# Virginia & Truckee #29



## schizrade (Jan 20, 2013)

These pics were from the big event in 2009 when the new main line to Carson opened up. Just thought I would share some cool train pics of a historical event.

2-8-0 Consolidation

#29 Pulling into Virginia City from Carson City for the first time since the 1950's.


----------



## broox (Apr 13, 2012)

I see no pics :/


----------



## schizrade (Jan 20, 2013)

Really?
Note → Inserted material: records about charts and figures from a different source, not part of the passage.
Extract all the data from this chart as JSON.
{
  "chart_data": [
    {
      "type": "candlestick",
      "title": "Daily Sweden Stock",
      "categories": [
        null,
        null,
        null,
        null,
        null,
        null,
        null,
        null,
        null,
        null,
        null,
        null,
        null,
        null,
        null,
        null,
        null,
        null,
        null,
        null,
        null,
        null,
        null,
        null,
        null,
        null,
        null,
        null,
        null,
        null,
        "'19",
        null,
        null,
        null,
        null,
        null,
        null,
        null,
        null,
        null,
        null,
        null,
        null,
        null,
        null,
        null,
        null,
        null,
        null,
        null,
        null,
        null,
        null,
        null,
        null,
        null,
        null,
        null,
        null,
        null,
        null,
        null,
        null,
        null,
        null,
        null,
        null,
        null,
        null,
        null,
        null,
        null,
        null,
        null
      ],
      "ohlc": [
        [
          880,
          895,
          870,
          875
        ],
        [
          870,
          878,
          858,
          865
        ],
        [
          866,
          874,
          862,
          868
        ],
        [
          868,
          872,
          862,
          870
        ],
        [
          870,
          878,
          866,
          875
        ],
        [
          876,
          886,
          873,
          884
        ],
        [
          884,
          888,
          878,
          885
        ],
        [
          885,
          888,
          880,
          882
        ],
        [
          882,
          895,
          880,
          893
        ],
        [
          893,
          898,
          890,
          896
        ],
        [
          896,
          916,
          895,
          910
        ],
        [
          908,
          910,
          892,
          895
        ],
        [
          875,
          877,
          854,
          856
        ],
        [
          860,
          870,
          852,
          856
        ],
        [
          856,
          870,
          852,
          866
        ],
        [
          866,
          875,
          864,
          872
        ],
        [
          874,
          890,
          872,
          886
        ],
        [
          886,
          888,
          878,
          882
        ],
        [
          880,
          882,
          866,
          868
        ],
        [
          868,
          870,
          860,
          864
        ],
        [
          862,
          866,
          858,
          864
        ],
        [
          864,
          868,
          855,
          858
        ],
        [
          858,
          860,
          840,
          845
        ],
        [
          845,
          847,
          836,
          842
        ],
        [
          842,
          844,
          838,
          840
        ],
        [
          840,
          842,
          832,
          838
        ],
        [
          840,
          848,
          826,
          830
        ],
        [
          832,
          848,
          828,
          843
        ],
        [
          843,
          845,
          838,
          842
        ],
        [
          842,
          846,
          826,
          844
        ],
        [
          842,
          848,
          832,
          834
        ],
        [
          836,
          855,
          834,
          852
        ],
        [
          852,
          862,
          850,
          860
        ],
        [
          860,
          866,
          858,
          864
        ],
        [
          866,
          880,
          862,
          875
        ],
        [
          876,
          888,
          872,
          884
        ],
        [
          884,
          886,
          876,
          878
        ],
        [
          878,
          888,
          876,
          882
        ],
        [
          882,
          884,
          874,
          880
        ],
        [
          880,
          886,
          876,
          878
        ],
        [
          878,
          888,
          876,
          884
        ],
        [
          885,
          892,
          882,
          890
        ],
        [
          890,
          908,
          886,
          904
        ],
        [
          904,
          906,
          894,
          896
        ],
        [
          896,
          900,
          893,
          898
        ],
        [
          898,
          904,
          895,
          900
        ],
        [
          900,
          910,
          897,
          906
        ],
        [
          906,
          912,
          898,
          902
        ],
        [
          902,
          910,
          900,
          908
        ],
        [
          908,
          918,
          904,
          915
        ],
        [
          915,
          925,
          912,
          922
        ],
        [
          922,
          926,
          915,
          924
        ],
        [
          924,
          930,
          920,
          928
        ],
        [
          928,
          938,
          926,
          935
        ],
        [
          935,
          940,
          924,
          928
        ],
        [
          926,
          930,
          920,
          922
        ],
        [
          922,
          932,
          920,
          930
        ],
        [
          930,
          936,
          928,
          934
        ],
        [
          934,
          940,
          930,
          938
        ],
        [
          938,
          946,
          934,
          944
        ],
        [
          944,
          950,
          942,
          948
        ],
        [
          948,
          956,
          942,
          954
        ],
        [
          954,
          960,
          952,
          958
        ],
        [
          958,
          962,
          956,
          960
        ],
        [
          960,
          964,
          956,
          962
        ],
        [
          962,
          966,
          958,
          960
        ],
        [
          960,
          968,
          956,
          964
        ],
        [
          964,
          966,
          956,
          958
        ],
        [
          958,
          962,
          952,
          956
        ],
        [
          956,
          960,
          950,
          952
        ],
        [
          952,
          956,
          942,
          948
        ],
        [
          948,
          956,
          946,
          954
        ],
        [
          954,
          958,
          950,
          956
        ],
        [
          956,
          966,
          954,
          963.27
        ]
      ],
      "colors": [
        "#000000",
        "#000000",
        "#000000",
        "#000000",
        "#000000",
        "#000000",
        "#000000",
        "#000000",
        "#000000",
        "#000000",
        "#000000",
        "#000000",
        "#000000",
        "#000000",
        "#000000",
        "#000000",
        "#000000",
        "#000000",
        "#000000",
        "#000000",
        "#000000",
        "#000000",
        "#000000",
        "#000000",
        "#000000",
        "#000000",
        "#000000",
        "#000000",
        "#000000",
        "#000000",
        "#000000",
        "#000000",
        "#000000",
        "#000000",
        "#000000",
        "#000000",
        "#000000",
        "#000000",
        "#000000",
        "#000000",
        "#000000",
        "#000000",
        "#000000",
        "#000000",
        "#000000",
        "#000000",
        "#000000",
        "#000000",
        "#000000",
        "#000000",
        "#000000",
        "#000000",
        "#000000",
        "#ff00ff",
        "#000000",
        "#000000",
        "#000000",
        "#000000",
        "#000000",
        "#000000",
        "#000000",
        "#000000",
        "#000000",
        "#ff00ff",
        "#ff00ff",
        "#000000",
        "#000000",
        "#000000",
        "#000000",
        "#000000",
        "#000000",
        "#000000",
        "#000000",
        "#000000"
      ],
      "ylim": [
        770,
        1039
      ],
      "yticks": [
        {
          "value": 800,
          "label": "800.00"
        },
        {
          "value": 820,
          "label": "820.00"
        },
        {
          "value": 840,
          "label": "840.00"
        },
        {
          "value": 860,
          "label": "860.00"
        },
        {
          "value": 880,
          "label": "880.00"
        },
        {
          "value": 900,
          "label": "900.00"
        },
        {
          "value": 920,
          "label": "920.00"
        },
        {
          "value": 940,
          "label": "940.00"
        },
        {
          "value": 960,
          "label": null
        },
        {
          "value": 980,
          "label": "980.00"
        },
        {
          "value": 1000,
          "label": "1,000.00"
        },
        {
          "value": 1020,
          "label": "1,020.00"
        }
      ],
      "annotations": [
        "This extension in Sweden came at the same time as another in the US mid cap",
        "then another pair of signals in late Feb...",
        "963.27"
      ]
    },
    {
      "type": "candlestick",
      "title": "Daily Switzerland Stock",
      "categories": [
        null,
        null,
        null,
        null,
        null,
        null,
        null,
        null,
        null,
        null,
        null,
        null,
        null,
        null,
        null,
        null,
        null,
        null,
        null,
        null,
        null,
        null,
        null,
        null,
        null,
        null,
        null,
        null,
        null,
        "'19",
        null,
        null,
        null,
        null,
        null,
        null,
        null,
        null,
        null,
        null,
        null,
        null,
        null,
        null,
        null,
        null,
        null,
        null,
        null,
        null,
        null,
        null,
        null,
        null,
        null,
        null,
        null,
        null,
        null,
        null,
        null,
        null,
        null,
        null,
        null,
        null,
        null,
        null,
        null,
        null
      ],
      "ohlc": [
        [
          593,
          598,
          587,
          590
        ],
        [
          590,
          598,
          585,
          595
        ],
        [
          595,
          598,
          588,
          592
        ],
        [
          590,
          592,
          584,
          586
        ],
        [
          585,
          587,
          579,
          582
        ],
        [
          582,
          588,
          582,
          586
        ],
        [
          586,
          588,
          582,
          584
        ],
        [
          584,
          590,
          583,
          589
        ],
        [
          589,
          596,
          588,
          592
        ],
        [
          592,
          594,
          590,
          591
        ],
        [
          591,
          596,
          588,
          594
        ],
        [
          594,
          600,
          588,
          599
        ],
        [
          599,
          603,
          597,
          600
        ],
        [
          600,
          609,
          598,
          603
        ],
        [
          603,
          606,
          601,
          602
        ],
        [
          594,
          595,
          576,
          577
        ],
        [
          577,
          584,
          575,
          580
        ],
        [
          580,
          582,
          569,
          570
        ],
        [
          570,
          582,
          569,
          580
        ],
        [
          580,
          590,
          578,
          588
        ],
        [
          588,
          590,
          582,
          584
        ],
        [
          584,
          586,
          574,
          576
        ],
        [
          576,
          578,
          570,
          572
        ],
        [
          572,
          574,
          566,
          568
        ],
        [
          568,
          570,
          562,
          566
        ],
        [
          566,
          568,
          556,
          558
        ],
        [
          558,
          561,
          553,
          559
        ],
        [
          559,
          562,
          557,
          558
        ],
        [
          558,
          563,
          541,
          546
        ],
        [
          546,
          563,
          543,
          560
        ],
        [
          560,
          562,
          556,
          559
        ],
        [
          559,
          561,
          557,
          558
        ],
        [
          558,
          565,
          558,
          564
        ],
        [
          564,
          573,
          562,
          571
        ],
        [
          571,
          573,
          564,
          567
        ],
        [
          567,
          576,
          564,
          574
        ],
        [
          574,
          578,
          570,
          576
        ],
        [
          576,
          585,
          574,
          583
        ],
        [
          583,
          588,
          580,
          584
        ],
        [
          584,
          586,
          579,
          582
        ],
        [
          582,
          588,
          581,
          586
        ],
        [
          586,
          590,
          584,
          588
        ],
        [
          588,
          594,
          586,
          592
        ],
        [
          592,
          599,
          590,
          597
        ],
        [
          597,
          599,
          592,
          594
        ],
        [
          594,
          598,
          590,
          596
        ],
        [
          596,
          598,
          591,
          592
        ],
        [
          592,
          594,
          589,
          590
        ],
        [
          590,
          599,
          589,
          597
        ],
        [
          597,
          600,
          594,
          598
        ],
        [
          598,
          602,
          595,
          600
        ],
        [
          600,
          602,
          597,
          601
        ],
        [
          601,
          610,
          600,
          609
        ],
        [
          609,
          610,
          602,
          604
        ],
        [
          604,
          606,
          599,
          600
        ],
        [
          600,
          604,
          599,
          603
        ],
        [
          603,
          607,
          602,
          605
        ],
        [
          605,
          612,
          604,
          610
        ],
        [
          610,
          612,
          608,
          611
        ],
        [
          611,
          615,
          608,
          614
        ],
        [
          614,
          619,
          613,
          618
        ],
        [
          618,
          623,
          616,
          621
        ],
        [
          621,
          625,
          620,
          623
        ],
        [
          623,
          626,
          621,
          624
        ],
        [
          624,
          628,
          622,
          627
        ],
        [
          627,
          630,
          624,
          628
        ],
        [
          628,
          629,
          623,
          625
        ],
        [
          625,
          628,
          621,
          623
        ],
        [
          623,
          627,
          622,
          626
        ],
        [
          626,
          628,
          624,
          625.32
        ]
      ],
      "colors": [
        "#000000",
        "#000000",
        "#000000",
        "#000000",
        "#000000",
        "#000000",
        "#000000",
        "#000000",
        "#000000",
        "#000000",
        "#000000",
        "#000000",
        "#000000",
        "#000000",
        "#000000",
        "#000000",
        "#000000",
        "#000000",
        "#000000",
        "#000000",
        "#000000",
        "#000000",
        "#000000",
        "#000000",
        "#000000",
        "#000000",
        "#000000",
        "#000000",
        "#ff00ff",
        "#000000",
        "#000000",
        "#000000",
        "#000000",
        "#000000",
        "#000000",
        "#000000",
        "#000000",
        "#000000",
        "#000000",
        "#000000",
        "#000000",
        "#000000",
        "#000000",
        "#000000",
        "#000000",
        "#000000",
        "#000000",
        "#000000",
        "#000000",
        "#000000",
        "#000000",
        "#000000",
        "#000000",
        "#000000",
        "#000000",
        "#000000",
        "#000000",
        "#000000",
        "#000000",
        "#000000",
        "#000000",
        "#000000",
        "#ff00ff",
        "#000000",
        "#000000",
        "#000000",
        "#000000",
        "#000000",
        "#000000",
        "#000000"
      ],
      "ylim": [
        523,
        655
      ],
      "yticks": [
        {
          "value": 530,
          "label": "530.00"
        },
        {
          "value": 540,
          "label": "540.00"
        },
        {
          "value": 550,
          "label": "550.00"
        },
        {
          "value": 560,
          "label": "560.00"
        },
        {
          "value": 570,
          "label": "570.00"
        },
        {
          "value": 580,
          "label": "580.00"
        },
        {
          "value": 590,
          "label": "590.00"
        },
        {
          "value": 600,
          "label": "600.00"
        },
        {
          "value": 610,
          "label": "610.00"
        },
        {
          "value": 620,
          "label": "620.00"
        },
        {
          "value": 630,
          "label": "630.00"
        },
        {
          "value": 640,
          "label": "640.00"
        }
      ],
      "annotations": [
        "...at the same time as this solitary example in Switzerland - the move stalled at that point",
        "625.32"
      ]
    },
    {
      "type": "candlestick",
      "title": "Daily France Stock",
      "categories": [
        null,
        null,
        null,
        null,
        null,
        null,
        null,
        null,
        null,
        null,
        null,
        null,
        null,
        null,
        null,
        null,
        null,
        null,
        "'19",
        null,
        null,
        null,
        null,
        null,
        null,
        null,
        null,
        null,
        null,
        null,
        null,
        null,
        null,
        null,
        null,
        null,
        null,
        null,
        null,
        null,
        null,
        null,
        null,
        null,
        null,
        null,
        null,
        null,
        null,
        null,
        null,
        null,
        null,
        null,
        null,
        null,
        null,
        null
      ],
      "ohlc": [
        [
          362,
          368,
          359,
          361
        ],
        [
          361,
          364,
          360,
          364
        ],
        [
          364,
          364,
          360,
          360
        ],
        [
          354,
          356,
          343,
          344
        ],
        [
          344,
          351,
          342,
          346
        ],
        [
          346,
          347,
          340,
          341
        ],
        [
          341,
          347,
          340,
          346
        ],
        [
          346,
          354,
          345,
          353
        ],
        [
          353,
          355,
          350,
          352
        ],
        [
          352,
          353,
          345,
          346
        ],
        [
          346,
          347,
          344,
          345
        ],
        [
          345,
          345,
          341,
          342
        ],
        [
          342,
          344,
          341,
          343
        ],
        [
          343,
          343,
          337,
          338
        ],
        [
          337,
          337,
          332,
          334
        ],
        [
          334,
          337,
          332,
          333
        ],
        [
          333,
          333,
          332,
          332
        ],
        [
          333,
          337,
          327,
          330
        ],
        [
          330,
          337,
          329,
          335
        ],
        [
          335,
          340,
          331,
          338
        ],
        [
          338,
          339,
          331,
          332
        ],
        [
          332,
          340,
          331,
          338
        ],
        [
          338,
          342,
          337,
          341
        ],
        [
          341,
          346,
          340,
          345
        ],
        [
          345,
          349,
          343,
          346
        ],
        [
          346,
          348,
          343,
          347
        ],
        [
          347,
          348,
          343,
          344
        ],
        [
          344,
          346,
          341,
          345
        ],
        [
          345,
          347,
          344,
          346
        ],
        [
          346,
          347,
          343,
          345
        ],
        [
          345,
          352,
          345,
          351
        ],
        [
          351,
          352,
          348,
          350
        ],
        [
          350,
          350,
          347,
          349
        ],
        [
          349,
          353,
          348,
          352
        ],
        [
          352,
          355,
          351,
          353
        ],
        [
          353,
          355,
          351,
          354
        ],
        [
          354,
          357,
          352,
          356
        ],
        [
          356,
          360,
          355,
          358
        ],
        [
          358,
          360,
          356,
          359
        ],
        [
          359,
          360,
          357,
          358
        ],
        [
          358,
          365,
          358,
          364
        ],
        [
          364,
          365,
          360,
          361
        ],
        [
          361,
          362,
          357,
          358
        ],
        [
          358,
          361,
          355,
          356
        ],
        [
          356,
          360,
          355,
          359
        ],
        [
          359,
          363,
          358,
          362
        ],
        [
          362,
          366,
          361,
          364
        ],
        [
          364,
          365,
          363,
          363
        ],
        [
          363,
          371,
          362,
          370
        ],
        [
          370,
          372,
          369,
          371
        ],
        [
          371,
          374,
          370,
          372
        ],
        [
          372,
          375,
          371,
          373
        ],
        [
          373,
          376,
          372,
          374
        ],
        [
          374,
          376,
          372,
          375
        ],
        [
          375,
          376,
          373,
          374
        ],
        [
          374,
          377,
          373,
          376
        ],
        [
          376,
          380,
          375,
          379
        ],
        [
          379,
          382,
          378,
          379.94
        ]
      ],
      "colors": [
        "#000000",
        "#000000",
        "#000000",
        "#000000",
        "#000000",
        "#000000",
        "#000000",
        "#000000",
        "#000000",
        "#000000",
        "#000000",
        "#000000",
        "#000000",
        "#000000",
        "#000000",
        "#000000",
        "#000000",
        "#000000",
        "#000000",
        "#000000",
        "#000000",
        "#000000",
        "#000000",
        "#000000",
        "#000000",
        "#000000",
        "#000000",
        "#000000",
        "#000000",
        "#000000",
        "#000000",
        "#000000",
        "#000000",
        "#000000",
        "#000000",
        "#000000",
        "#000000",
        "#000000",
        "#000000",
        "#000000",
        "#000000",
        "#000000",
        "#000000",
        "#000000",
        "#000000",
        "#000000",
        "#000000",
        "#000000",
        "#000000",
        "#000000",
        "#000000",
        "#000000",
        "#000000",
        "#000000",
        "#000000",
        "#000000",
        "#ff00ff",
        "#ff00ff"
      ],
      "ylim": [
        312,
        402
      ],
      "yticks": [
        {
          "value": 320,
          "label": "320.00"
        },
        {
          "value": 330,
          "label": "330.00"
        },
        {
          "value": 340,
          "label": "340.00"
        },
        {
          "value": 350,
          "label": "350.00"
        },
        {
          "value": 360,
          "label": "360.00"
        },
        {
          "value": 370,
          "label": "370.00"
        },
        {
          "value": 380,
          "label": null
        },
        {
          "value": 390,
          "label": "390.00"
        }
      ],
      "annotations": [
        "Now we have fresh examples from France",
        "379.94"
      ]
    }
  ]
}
They are coming through for me off of photobucket.


----------



## broox (Apr 13, 2012)

yup still no pics here thismorning.

anyone else care to confirm?


----------



## alman (Oct 22, 2012)

I see the pics, but they are all way TOO BIG , and some of them are out of focus.


----------



## Big Ed (Jun 16, 2009)

I see the pictures.

THEY ARE WAY TOO BIG TO VIEW PROPERLY.

One thing though you can't get one of these thrown at you. 
:ttiwwop:

Edit, I must add nice pictures.
Too bad you couldn't post them smaller.


----------



## broox (Apr 13, 2012)

aah, i'm on my phone so maybe its having a mini heart attack then. haha

carry on!


----------



## schizrade (Jan 20, 2013)

big ed said:


> I see the pictures.
> 
> THEY ARE WAY TOO BIG TO VIEW PROPERLY.
> 
> ...


Clickable thumbs added.

I forget not everybody runs triple 24" monitors.


----------



## Big Ed (Jun 16, 2009)

schizrade said:


> Clickable thumbs added.
> 
> I forget not everybody runs triple 24" monitors.



:laugh:

That is better, I like the old cop car too. :thumbsup:


----------